“Retailers must adopt new style of leadership as ‘perfect storm’ hits,” says NFU president, Peter Kendall. “We need a new style of leadership in this market where Mr Clarke and other retail CEOs take greater responsibility for the impacts that their buyers’ commercial decisions have back up the supply chain.”
These sorts of conversations are what will make the difference between long-term success, long-term ‘partnerships’ (I use that term advisedly) and potentially short-term survival. I’m a firm believer that the art of radical conversations (that is to say important, yet difficult conversations that make a real difference to the strategic success of an organisation) are all but dead.

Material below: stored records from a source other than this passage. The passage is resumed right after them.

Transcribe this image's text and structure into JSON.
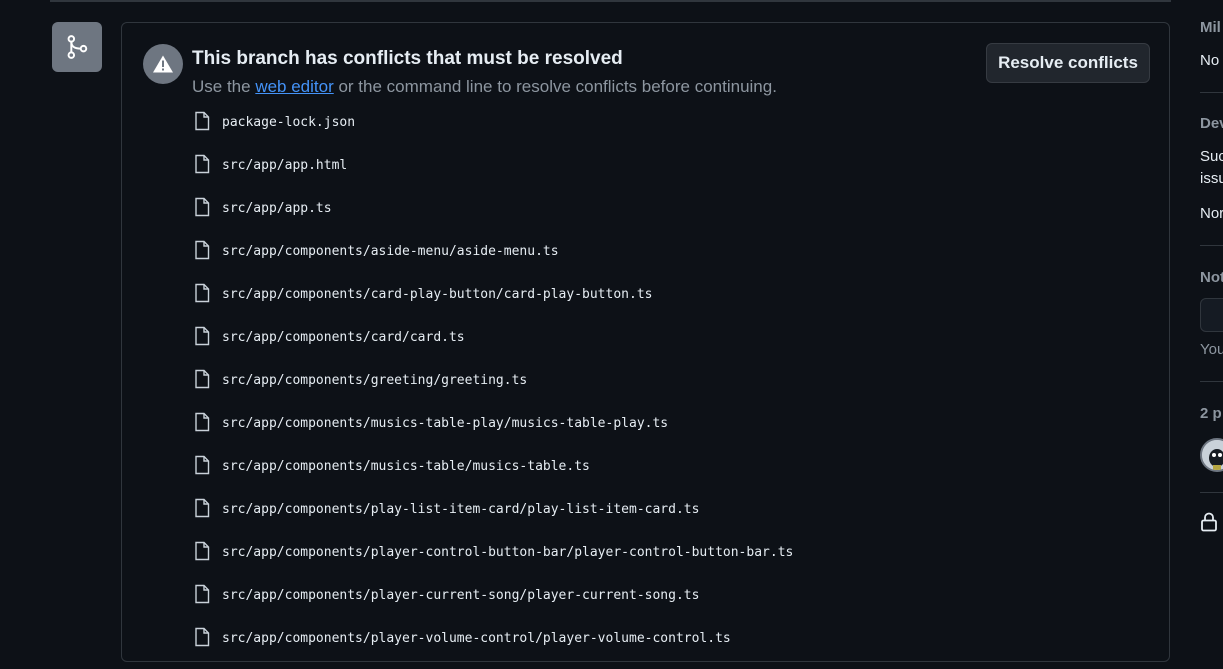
{
  "merge_box": {
    "icon": "git-merge-icon",
    "warning_icon": "alert-icon",
    "title": "This branch has conflicts that must be resolved",
    "description_prefix": "Use the ",
    "description_link": "web editor",
    "description_suffix": " or the command line to resolve conflicts before continuing.",
    "resolve_button": "Resolve conflicts",
    "file_icon": "file-icon",
    "conflicting_files": [
      "package-lock.json",
      "src/app/app.html",
      "src/app/app.ts",
      "src/app/components/aside-menu/aside-menu.ts",
      "src/app/components/card-play-button/card-play-button.ts",
      "src/app/components/card/card.ts",
      "src/app/components/greeting/greeting.ts",
      "src/app/components/musics-table-play/musics-table-play.ts",
      "src/app/components/musics-table/musics-table.ts",
      "src/app/components/play-list-item-card/play-list-item-card.ts",
      "src/app/components/player-control-button-bar/player-control-button-bar.ts",
      "src/app/components/player-current-song/player-current-song.ts",
      "src/app/components/player-volume-control/player-volume-control.ts"
    ]
  },
  "sidebar": {
    "milestone_heading": "Mil",
    "milestone_value": "No",
    "development_heading": "Dev",
    "development_line1": "Suc",
    "development_line2": "issu",
    "development_value": "Nor",
    "notifications_heading": "Not",
    "notifications_note": "You",
    "participants_heading": "2 p",
    "lock_icon": "lock-icon"
  },
  "colors": {
    "background": "#0d1117",
    "border": "#30363d",
    "text": "#e6edf3",
    "muted": "#8d96a0",
    "link": "#4493f8",
    "badge": "#6e7681",
    "button_bg": "#21262d"
  }
}
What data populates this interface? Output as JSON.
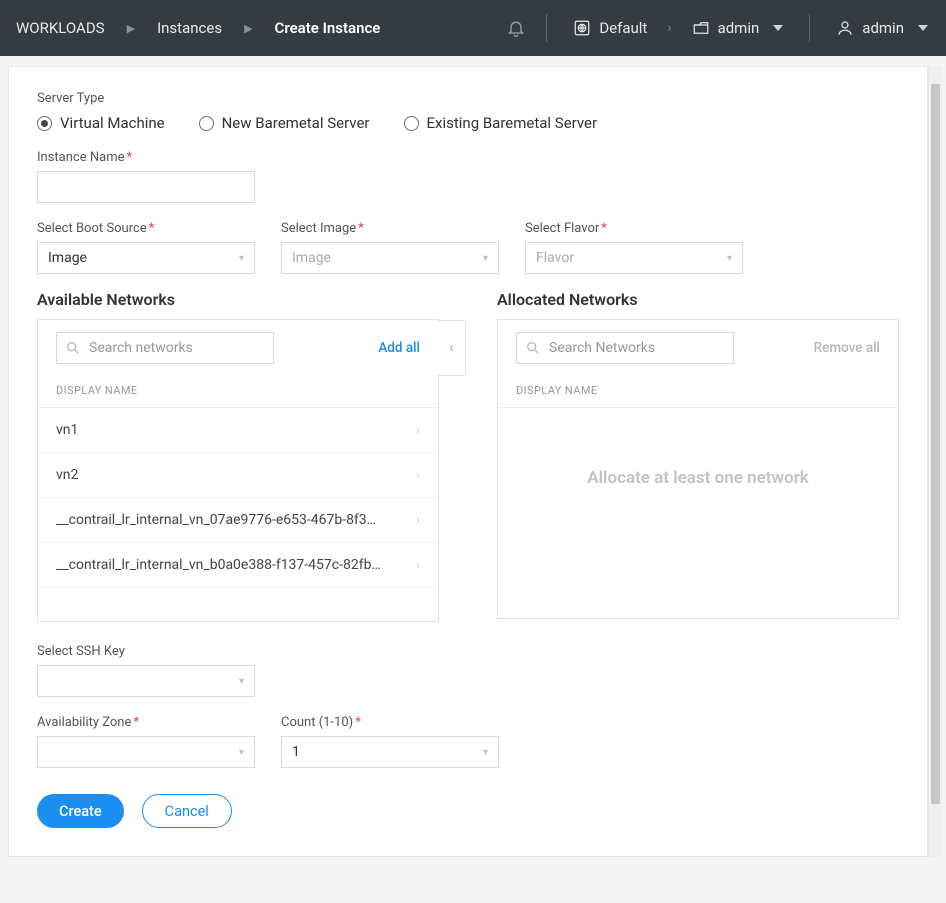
{
  "topbar": {
    "breadcrumb": [
      "WORKLOADS",
      "Instances",
      "Create Instance"
    ],
    "scope_label": "Default",
    "project_label": "admin",
    "user_label": "admin"
  },
  "form": {
    "server_type": {
      "label": "Server Type",
      "options": [
        "Virtual Machine",
        "New Baremetal Server",
        "Existing Baremetal Server"
      ],
      "selected": 0
    },
    "instance_name": {
      "label": "Instance Name",
      "required": true,
      "value": ""
    },
    "boot_source": {
      "label": "Select Boot Source",
      "required": true,
      "value": "Image"
    },
    "image": {
      "label": "Select Image",
      "required": true,
      "placeholder": "Image"
    },
    "flavor": {
      "label": "Select Flavor",
      "required": true,
      "placeholder": "Flavor"
    },
    "available": {
      "title": "Available Networks",
      "search_placeholder": "Search networks",
      "add_all": "Add all",
      "col": "DISPLAY NAME",
      "rows": [
        "vn1",
        "vn2",
        "__contrail_lr_internal_vn_07ae9776-e653-467b-8f3…",
        "__contrail_lr_internal_vn_b0a0e388-f137-457c-82fb…"
      ]
    },
    "allocated": {
      "title": "Allocated Networks",
      "search_placeholder": "Search Networks",
      "remove_all": "Remove all",
      "col": "DISPLAY NAME",
      "empty": "Allocate at least one network"
    },
    "ssh_key": {
      "label": "Select SSH Key",
      "value": ""
    },
    "zone": {
      "label": "Availability Zone",
      "required": true,
      "value": ""
    },
    "count": {
      "label": "Count (1-10)",
      "required": true,
      "value": "1"
    },
    "actions": {
      "create": "Create",
      "cancel": "Cancel"
    }
  }
}
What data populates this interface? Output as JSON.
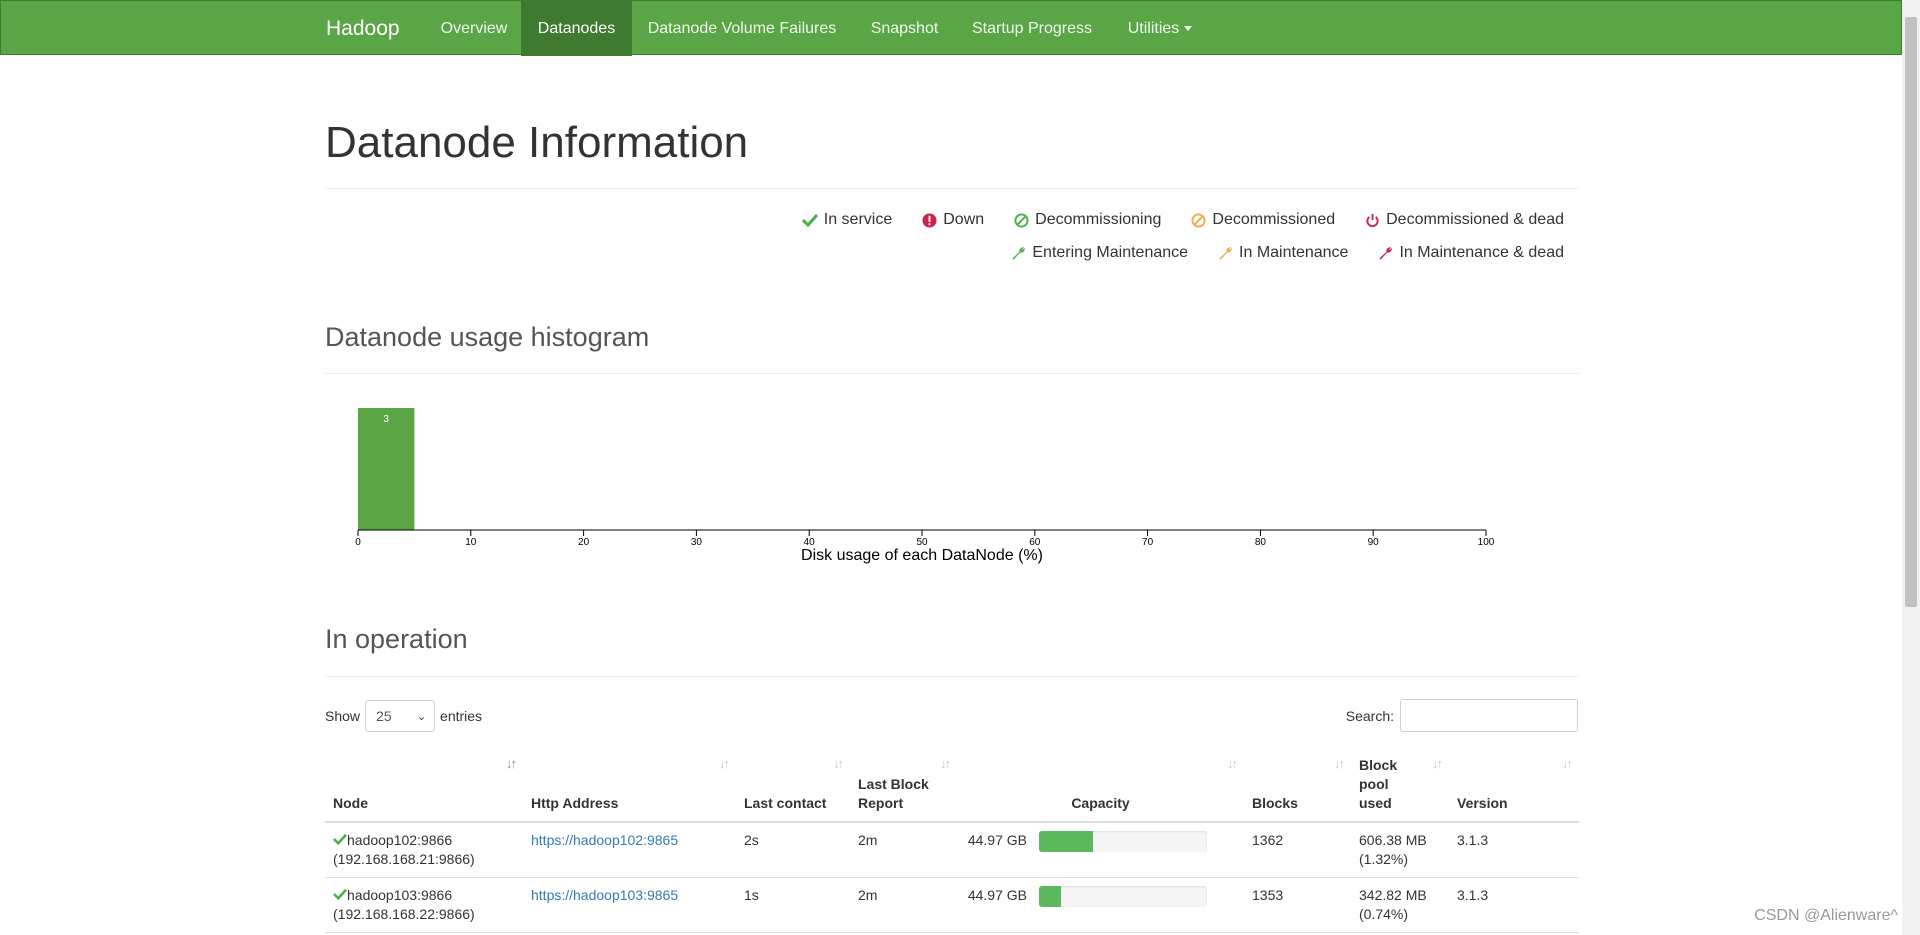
{
  "nav": {
    "brand": "Hadoop",
    "items": [
      {
        "label": "Overview",
        "active": false
      },
      {
        "label": "Datanodes",
        "active": true
      },
      {
        "label": "Datanode Volume Failures",
        "active": false
      },
      {
        "label": "Snapshot",
        "active": false
      },
      {
        "label": "Startup Progress",
        "active": false
      },
      {
        "label": "Utilities",
        "active": false
      }
    ]
  },
  "page_title": "Datanode Information",
  "legend": {
    "row1": [
      {
        "label": "In service",
        "icon": "check-icon",
        "color": "#4cae4c"
      },
      {
        "label": "Down",
        "icon": "exclamation-circle-icon",
        "color": "#c7254e"
      },
      {
        "label": "Decommissioning",
        "icon": "ban-icon",
        "color": "#4cae4c"
      },
      {
        "label": "Decommissioned",
        "icon": "ban-icon",
        "color": "#f0ad4e"
      },
      {
        "label": "Decommissioned & dead",
        "icon": "power-icon",
        "color": "#c7254e"
      }
    ],
    "row2": [
      {
        "label": "Entering Maintenance",
        "icon": "wrench-icon",
        "color": "#4cae4c"
      },
      {
        "label": "In Maintenance",
        "icon": "wrench-icon",
        "color": "#f0ad4e"
      },
      {
        "label": "In Maintenance & dead",
        "icon": "wrench-icon",
        "color": "#c7254e"
      }
    ]
  },
  "histogram": {
    "section_title": "Datanode usage histogram"
  },
  "chart_data": {
    "type": "bar",
    "xlabel": "Disk usage of each DataNode (%)",
    "xlim": [
      0,
      100
    ],
    "xticks": [
      0,
      10,
      20,
      30,
      40,
      50,
      60,
      70,
      80,
      90,
      100
    ],
    "bins": [
      {
        "x0": 0,
        "x1": 5,
        "count": 3
      }
    ],
    "bar_color": "#5aa545"
  },
  "operation": {
    "section_title": "In operation",
    "show_label": "Show",
    "entries_value": "25",
    "entries_label": "entries",
    "search_label": "Search:",
    "columns": [
      {
        "label": "Node"
      },
      {
        "label": "Http Address"
      },
      {
        "label": "Last contact"
      },
      {
        "label": "Last Block Report"
      },
      {
        "label": "Capacity"
      },
      {
        "label": "Blocks"
      },
      {
        "label": "Block pool used"
      },
      {
        "label": "Version"
      }
    ],
    "rows": [
      {
        "node_name": "hadoop102:9866",
        "node_ip": "(192.168.168.21:9866)",
        "http": "https://hadoop102:9865",
        "last_contact": "2s",
        "last_block_report": "2m",
        "capacity": "44.97 GB",
        "usage_fraction": 0.32,
        "blocks": "1362",
        "pool_used": "606.38 MB",
        "pool_pct": "(1.32%)",
        "version": "3.1.3"
      },
      {
        "node_name": "hadoop103:9866",
        "node_ip": "(192.168.168.22:9866)",
        "http": "https://hadoop103:9865",
        "last_contact": "1s",
        "last_block_report": "2m",
        "capacity": "44.97 GB",
        "usage_fraction": 0.13,
        "blocks": "1353",
        "pool_used": "342.82 MB",
        "pool_pct": "(0.74%)",
        "version": "3.1.3"
      }
    ]
  },
  "watermark": "CSDN @Alienware^"
}
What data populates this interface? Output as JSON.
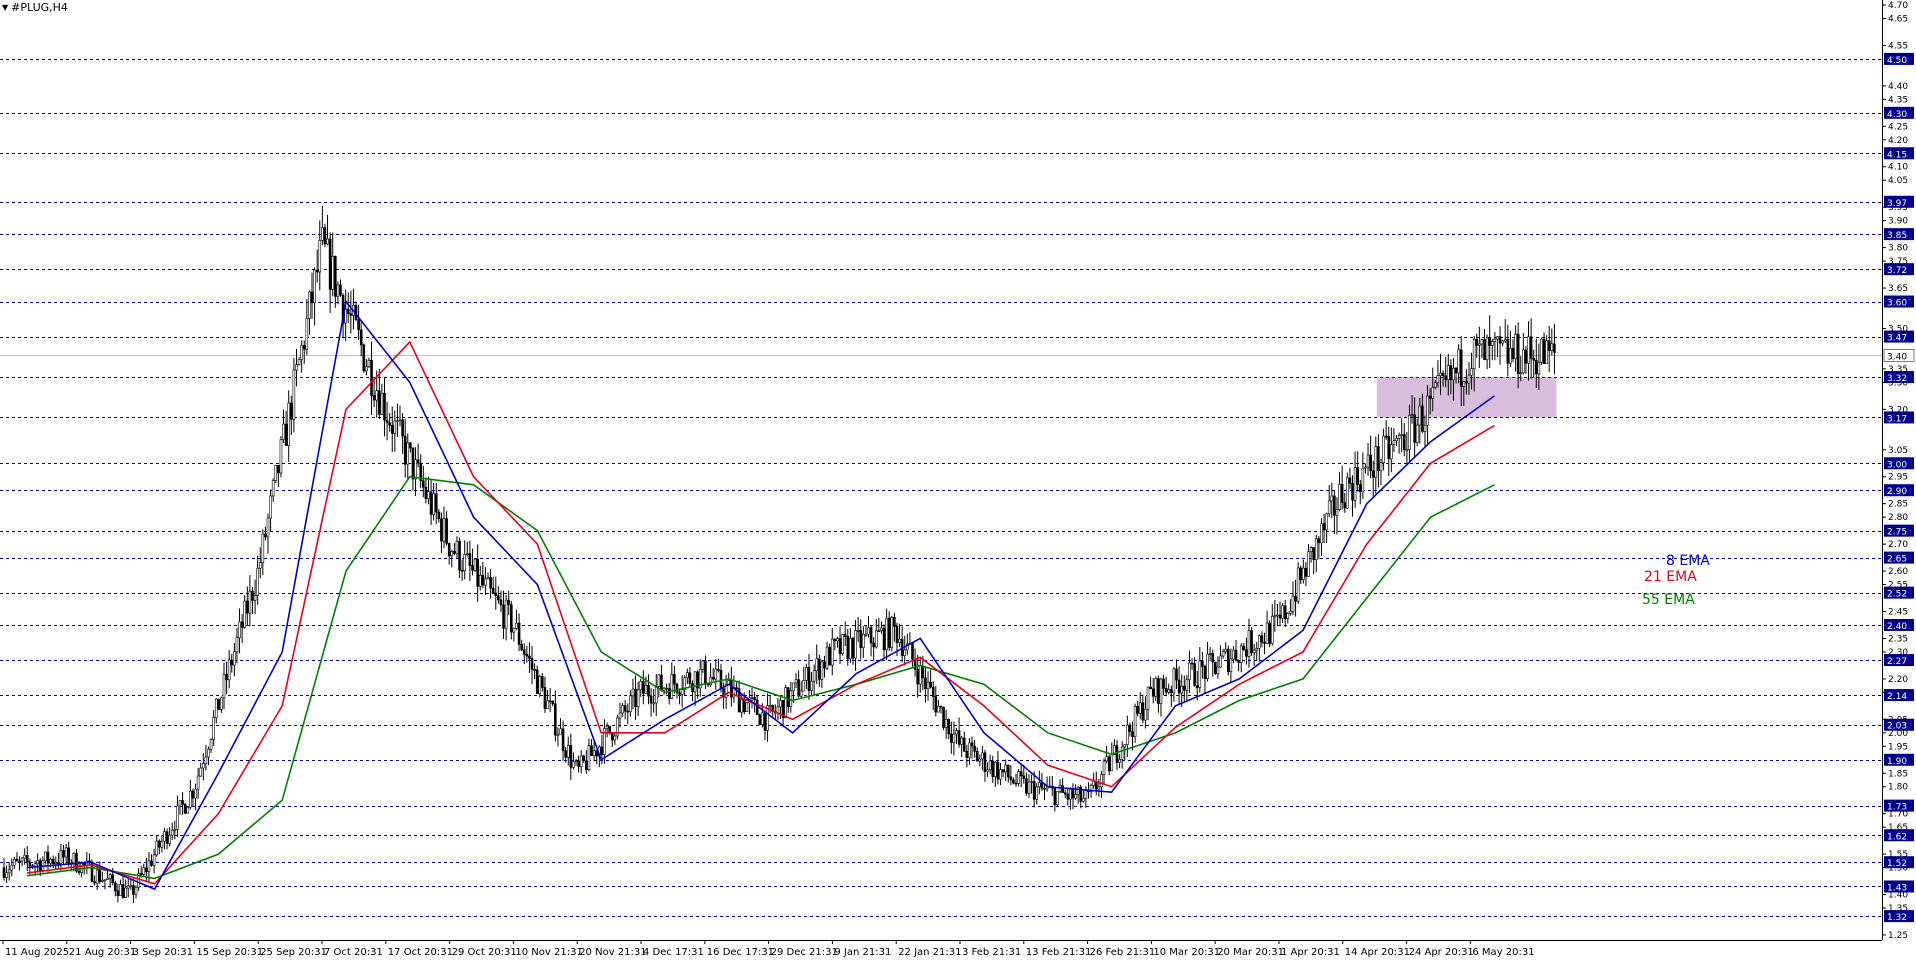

I walk in to senior team after senior team, where the tough and thorny issues are left unspoken, the rituals and routines obeyed and followed through and the results collectively delivered no better than before. The radical conversations that must ensue from the issues and difficulties that Peter Kendall is foreseeing are tough. The conversation should be focussed on ‘How can we work together to ensure that our customers get great products and at the right price now and out into the future?’.
This is a conversation that’s focused on win/win, not win/lose; and for the CEOs and leaders of the big retailers, I agree with Kendall – it will require a different style of leadership. Leadership for the longer-term; leadership with a focus on long-term stability; leadership that puts the industry first and market share second.
This a tough ask in the face of demanding analysts and city observers, but what goes up will come down. And while the retailers can demand as hard as they want, ultimately, somewhere along the line, unless a partnership approach is taken, supply will begin to falter. Leadership for sustainable results rather than purely leadership for results is the subtle, yet demanding challenge.